The Outernet’s end, gateway to Soho and Covent Garden, is doing better. Tottenham Court Road station has been expanded and spit-shined to make way for the new Elizabeth Line to Heathrow Airport. Centre Point, a long-derided concrete tower next door, was recently overhauled by fashionable architectural firm, Conran & Partners, with a glassy arcade and neon art.

In an area where daily footfall has bounced back to the hundreds of thousands, the Now Building will be doing a lot of heavy lifting. Its busy music program will have a built-in audience, filling the void of so many legendary haunts lost due to rising rents and rampant development. Brambilla’s Sunday crowd will be there by choice.

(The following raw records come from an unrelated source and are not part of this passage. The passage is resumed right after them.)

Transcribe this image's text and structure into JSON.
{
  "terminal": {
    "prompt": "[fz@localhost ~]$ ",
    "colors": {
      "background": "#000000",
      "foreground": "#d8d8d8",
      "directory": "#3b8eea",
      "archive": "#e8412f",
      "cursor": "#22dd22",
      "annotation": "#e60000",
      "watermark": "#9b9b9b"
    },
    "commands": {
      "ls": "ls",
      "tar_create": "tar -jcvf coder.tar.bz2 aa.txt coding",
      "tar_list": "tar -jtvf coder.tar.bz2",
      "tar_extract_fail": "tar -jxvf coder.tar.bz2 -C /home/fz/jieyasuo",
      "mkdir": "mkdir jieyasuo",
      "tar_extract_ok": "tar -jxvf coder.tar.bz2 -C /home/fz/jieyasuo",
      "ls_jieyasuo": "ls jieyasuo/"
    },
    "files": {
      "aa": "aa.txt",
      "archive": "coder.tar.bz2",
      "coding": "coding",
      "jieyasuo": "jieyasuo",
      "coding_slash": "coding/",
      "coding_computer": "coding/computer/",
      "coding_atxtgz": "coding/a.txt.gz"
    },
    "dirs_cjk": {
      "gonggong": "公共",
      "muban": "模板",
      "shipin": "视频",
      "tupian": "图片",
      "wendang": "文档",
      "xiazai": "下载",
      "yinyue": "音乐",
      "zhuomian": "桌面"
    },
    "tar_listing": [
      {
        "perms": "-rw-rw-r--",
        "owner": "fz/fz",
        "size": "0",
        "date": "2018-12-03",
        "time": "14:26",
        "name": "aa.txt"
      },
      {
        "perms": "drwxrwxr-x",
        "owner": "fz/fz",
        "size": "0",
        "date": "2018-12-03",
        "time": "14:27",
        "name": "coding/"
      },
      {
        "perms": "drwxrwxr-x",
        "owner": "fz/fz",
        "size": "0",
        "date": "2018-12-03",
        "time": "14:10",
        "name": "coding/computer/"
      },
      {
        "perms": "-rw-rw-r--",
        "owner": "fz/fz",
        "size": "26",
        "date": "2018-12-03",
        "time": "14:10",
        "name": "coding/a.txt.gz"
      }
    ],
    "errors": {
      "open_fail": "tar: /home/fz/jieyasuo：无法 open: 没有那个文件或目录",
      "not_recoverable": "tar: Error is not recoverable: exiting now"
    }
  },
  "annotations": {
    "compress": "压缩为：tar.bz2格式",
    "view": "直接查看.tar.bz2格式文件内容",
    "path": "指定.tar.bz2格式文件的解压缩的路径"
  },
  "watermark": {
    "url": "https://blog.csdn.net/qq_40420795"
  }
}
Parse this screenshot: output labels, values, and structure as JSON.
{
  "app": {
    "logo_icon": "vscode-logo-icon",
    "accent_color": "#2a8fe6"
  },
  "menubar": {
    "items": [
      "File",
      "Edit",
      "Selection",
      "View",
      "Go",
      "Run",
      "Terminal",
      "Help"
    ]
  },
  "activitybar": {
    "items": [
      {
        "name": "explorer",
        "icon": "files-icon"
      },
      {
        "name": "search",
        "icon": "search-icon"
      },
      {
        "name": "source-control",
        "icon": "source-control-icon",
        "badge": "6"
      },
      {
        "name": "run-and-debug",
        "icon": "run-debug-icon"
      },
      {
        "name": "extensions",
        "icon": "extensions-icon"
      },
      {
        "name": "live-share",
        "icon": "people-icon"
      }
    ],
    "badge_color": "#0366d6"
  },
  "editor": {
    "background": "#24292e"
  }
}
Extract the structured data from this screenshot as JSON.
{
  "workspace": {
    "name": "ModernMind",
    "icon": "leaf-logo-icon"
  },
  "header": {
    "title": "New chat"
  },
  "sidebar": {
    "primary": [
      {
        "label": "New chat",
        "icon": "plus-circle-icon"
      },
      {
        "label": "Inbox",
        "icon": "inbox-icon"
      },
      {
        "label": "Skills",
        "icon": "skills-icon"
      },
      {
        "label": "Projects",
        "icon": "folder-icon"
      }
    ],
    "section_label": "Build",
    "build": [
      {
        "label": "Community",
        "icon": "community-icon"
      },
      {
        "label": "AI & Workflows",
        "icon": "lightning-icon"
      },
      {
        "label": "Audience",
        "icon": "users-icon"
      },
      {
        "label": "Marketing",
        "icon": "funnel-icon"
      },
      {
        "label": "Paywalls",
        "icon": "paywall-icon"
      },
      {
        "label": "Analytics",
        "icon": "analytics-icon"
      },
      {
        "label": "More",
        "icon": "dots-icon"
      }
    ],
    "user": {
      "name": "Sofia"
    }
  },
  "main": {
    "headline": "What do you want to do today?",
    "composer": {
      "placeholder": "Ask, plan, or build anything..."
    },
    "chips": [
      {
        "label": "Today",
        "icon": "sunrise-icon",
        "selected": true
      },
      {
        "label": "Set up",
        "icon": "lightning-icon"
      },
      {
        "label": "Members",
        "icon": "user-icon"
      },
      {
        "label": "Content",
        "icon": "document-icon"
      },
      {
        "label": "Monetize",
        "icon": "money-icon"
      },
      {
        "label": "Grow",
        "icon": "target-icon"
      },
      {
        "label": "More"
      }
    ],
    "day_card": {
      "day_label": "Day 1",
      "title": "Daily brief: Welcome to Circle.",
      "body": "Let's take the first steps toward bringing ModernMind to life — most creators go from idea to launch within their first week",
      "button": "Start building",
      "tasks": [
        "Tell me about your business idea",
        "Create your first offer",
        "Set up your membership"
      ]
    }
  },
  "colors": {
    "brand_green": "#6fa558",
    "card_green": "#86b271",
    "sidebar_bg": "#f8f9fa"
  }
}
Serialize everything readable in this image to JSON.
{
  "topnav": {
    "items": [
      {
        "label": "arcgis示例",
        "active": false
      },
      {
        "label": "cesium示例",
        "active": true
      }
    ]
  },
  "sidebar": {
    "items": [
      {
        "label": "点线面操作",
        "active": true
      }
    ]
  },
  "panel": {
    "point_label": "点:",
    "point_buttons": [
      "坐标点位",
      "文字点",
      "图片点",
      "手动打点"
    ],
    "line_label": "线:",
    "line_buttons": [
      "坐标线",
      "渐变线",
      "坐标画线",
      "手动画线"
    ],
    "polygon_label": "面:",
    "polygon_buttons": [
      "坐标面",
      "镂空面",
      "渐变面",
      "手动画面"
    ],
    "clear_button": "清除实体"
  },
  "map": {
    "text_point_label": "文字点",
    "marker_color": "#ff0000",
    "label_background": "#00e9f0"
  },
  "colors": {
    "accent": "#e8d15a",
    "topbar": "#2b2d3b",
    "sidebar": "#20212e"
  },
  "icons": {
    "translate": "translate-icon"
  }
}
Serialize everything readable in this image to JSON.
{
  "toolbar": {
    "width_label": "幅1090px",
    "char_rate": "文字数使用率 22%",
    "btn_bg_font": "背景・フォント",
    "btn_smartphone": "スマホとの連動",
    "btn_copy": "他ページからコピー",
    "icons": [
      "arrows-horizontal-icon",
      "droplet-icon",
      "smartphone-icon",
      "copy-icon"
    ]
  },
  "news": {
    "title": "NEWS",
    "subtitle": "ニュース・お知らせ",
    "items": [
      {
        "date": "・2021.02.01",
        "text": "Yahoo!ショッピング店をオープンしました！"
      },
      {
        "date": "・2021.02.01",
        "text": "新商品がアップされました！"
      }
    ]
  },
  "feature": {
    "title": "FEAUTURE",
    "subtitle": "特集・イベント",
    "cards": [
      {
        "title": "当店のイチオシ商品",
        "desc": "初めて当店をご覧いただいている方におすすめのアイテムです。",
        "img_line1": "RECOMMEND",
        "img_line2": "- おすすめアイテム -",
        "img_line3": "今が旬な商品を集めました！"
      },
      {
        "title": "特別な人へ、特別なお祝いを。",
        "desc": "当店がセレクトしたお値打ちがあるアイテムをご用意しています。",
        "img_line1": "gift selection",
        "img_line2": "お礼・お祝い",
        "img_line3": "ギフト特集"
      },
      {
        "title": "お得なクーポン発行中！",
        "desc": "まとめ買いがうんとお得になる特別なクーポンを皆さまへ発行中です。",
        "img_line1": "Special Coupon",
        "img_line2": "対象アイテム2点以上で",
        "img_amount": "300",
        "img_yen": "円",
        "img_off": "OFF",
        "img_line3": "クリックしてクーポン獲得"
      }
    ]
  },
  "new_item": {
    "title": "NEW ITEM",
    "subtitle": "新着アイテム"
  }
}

“On Sundays the thoroughfare is much different than during the week, so we’re taking advantage of a low-intensity moment to create a cultural destination,” he says. “You know if you go on a Sunday, you’ll see a museum quality show.”

On the agenda are samplings from Abramovic’s film Seven Deaths, to coincide with her Royal Academy exhibition next year. He calls it “a contemplative installation involving computer-generated skies and cloud plates.” He’ll also bring in Michael Joo’s museum piece Buddha, surround it with a “geodesic dome” of 54 video cameras and allow visitors to examine the priceless artifact as a magnified collage. “The resolution and scale go a long way,” he says.

It’ll be interesting to see – not only as a way into the mind of Brambilla, but also as an entrée into a classic London neighbourhood reimagined for the 21st century.